Java plums are also known as black plums or Malabar plums.
Description of the Fruit
Java plums, or Syzygium cumini, are evergreen tropical trees that are part of the family Myrtaceae, which includes other flowering plants. The fruit is native in the Indian subcontinent along with the adjoining areas of Southeast Asia, Queensland, and China.

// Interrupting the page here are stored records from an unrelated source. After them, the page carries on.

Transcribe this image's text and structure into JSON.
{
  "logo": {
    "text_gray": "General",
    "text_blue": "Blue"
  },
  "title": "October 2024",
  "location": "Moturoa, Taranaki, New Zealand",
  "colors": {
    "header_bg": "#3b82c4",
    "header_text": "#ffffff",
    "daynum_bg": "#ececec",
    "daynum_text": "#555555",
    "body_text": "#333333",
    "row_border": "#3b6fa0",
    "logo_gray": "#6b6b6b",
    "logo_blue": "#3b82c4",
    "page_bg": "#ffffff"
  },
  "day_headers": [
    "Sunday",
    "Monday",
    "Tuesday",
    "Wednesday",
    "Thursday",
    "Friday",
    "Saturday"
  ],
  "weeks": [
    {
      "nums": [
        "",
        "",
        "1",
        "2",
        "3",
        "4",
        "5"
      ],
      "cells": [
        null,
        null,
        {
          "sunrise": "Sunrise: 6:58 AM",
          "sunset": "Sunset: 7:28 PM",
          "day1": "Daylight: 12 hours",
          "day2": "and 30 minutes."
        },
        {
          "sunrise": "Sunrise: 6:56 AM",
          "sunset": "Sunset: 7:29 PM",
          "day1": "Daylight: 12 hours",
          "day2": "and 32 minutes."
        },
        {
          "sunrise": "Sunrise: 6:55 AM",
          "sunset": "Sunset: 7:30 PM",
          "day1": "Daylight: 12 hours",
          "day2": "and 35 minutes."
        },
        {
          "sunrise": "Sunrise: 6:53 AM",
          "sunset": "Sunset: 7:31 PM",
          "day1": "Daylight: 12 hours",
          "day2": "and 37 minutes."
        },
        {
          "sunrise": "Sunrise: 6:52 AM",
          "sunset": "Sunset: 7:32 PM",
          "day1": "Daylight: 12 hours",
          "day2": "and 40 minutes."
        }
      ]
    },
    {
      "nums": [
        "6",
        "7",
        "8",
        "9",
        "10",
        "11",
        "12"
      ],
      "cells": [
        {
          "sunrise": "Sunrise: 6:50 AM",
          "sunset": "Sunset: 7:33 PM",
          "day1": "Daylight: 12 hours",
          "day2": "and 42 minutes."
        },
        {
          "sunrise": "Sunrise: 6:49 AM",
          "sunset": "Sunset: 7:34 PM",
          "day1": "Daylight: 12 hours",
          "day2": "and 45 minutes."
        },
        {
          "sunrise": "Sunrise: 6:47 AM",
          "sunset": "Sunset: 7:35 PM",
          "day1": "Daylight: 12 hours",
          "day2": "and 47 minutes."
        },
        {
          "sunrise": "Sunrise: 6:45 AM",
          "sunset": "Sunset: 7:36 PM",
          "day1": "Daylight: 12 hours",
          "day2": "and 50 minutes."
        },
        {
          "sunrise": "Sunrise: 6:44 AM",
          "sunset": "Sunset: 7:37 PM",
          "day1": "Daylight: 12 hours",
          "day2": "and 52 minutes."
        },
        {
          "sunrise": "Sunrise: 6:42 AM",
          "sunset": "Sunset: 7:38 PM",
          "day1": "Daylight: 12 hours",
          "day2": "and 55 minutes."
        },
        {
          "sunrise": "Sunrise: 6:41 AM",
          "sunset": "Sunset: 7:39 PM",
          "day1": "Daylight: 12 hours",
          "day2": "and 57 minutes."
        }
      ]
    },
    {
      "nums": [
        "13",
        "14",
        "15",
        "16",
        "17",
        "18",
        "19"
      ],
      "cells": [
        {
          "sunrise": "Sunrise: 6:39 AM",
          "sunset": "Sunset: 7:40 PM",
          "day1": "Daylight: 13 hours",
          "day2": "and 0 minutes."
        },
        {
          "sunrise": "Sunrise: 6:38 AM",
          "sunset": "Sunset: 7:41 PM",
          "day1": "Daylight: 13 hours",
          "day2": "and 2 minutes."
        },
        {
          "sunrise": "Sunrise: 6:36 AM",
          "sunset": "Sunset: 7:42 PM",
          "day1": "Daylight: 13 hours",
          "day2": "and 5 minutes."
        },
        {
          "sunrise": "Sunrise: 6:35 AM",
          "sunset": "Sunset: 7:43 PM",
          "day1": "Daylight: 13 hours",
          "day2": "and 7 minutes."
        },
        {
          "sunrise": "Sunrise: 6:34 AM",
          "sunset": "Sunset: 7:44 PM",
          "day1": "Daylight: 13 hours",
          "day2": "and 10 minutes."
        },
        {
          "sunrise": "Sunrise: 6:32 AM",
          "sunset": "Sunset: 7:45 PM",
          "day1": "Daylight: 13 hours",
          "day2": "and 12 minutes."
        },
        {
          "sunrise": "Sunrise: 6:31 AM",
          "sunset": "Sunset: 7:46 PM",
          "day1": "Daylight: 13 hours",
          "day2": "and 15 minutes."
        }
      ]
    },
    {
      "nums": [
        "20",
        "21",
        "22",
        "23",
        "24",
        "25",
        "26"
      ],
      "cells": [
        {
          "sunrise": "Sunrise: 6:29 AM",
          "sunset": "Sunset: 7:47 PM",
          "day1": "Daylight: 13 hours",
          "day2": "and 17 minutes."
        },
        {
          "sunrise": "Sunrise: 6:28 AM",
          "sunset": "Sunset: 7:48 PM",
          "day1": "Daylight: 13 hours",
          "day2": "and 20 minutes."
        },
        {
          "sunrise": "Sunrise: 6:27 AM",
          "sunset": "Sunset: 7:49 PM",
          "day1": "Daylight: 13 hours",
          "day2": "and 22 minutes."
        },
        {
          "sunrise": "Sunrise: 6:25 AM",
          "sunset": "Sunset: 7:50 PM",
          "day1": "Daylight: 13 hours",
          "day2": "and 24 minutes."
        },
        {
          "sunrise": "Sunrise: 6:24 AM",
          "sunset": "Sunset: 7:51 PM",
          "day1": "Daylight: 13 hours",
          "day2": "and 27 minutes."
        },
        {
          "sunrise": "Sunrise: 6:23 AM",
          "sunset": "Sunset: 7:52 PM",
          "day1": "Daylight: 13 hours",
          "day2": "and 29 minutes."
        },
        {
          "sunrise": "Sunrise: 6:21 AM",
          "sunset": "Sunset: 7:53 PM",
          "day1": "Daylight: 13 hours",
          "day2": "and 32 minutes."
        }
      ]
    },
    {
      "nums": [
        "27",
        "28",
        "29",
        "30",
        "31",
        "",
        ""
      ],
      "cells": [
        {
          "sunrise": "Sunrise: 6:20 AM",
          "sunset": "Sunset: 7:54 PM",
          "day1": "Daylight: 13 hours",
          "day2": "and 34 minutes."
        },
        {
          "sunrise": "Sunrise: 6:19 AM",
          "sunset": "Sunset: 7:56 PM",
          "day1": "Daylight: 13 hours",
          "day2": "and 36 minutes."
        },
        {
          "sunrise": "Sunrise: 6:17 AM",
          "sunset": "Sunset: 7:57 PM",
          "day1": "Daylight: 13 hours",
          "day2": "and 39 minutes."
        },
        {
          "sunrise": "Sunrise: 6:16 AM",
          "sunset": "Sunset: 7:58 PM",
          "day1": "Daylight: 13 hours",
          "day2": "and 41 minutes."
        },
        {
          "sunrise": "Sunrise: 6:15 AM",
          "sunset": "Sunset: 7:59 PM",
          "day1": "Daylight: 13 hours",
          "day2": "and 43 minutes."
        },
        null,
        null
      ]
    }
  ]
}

Changes to the Fruit Over Time
Indian emigrants have spread the java plum to other regions of the world. It is now fairly common in former British colonies that have tropical climates. The USDA brought it to Florida in 1911, and you can also now find it in certain South American countries. Brazil has some spontaneously dispersed wild java plum. It is an invasive species in Hawaii. The species grows very slowly.
Description of Taste
The java plum tastes mildly sour, sweet, and astringent. After you eat it, it is normal for your tongue to turn purple.
Is It Used in Desserts?
Many types of cakes feature java plum in them, including one with almond meal and cream cheese frosting.
Pop Culture References
The java plum seed is a common part of alternative healing systems, such as Chinese, Unani, and Ayurveda medicine. The fruit contains high levels of vitamin C and vitamin A. The fruit also appeared in “The Useful Native Plants of Australia,” originally published in 1889. The fruit has some religious symbolism in parts of India.

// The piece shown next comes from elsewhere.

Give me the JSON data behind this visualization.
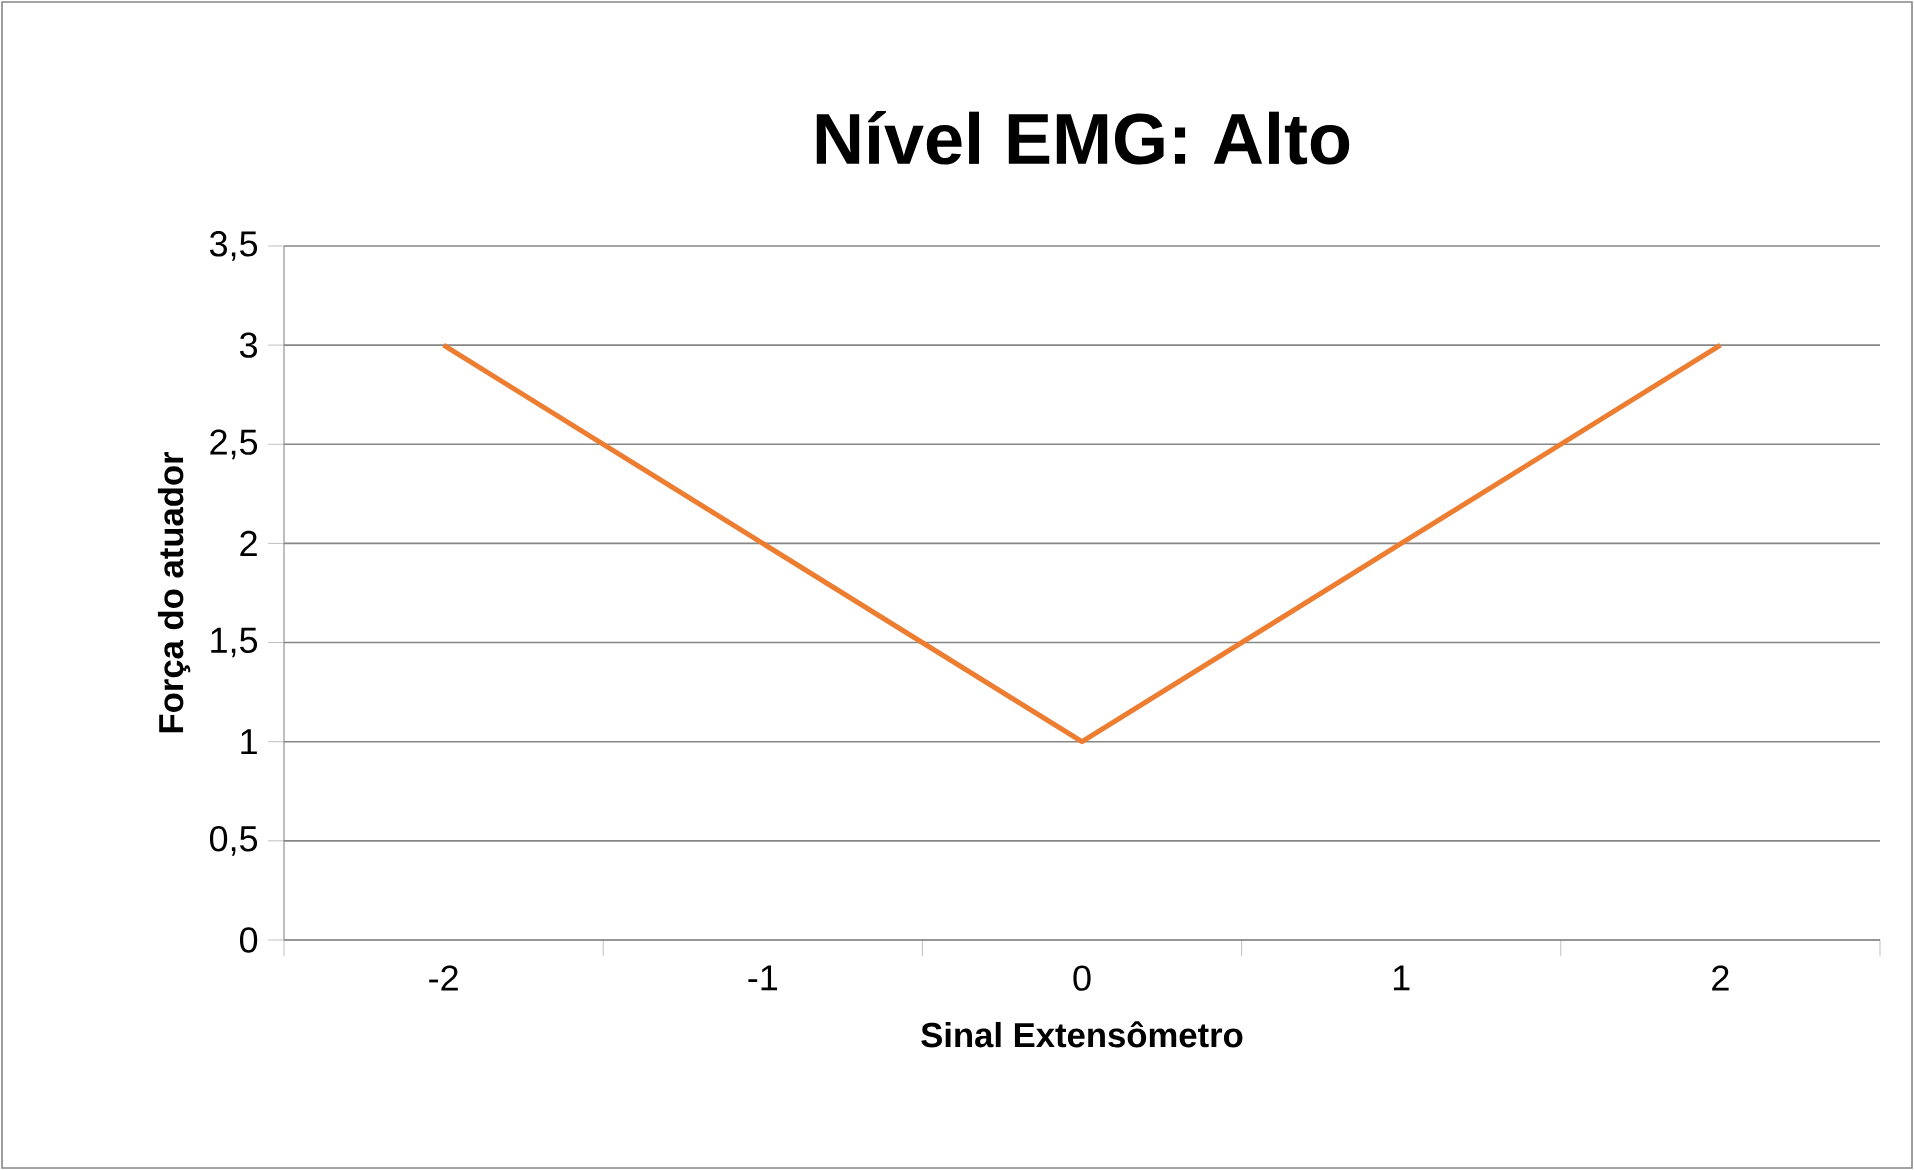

In Brazil, many native birds, including the great kiskadee, tanagers, and thrushes, make use of the java plum and its tree. The wood of the trees is water-resistant, making it useful for installing motors in walls and railway sleepers. Some people also use it to make cheap dwellings or furniture, despite being hard to work with. The leaves are fed to livestock thanks to their nutritional value.